I'm trying to determine the general PDF and Mean for the Pareto distribution description of the size of TCP packets, given that distribution's CDF:
$$ F(x) = \begin{cases} 1-\left(\frac{k}{x}\right)^a, & x > k\\ 0, & \text{else.} \end{cases}$$
I found the PDF easily by taking the derivative.
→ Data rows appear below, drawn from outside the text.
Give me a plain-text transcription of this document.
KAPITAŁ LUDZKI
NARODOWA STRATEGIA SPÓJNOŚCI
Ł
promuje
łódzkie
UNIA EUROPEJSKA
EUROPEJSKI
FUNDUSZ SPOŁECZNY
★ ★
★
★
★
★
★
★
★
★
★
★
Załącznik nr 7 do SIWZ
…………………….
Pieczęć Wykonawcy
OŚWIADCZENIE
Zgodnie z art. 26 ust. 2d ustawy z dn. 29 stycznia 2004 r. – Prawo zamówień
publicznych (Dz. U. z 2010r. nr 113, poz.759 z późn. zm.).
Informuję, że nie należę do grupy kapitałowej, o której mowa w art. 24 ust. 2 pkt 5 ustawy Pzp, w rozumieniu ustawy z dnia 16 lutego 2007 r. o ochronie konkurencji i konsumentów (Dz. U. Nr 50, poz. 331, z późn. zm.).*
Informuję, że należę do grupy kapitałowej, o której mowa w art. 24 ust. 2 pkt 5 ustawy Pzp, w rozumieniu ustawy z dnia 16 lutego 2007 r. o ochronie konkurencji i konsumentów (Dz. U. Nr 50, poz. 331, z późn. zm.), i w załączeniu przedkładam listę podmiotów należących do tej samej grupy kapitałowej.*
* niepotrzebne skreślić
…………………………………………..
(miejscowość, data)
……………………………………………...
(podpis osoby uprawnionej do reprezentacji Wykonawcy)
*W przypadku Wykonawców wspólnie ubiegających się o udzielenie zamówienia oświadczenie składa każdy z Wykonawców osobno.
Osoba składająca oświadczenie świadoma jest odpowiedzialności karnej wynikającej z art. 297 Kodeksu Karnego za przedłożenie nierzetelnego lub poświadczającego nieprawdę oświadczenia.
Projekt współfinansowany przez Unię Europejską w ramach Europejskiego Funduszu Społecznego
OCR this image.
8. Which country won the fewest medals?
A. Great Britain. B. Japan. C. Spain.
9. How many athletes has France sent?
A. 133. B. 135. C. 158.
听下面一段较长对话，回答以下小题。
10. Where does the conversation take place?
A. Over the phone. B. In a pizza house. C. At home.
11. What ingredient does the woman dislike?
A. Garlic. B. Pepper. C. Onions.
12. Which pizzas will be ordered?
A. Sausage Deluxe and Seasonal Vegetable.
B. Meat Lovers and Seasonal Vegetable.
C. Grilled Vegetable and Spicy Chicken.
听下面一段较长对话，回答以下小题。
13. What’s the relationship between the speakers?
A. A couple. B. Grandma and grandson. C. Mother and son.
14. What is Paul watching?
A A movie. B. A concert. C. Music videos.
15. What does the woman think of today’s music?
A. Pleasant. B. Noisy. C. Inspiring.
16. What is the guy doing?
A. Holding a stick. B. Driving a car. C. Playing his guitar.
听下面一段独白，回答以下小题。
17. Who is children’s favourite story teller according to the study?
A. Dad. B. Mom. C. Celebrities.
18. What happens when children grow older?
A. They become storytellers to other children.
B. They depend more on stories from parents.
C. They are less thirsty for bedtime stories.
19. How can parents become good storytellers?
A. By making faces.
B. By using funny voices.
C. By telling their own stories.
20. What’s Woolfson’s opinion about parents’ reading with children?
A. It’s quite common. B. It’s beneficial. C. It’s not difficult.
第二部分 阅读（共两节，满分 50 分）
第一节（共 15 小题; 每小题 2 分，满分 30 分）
$$\text{PDF} = F'(x) = \begin{cases} \frac{ak^a}{x^{a+1}}, & x > k\\ 0, & \text{else.} \end{cases}$$
The last part however, finding the mean, has stumped me, as the only way I can think of the find it given this information is via the following definition of the mean:
$$ \int_{-\infty}^{\infty}xf(x)\,dx,$$
$f(x)$ being the PDF. This results in the following integral:
$$\int_{-\infty}^{\infty}x\frac{ak^a}{x^{a+1}}dx = \left.\frac{ak^ax^{1-a}}{1-a}\right|_{-\infty}^{\infty}$$
But the solutions manual has the mean as equal to $\frac{ak}{a-1}$, which I have to assume is a logical simplification of the antiderivative I calculated, but I can't figure out how to bridge that gap.
In other words, how does:
$$\left.\frac{ak^ax^{1-a}}{1-a}\right|_{-\infty}^{\infty}$$ simplify to $$\frac{ak}{a-1}?$$
Or am I not looking at this correctly?
Your bounds are wrong. You neglected the condition $x>k.$ Very important.
Now, rework it and you will see that $$E[X] = \int_{k}^\infty x\cdot\frac{ak^a}{x^{a+1}}\,dx = \frac{ak}{a-1}.$$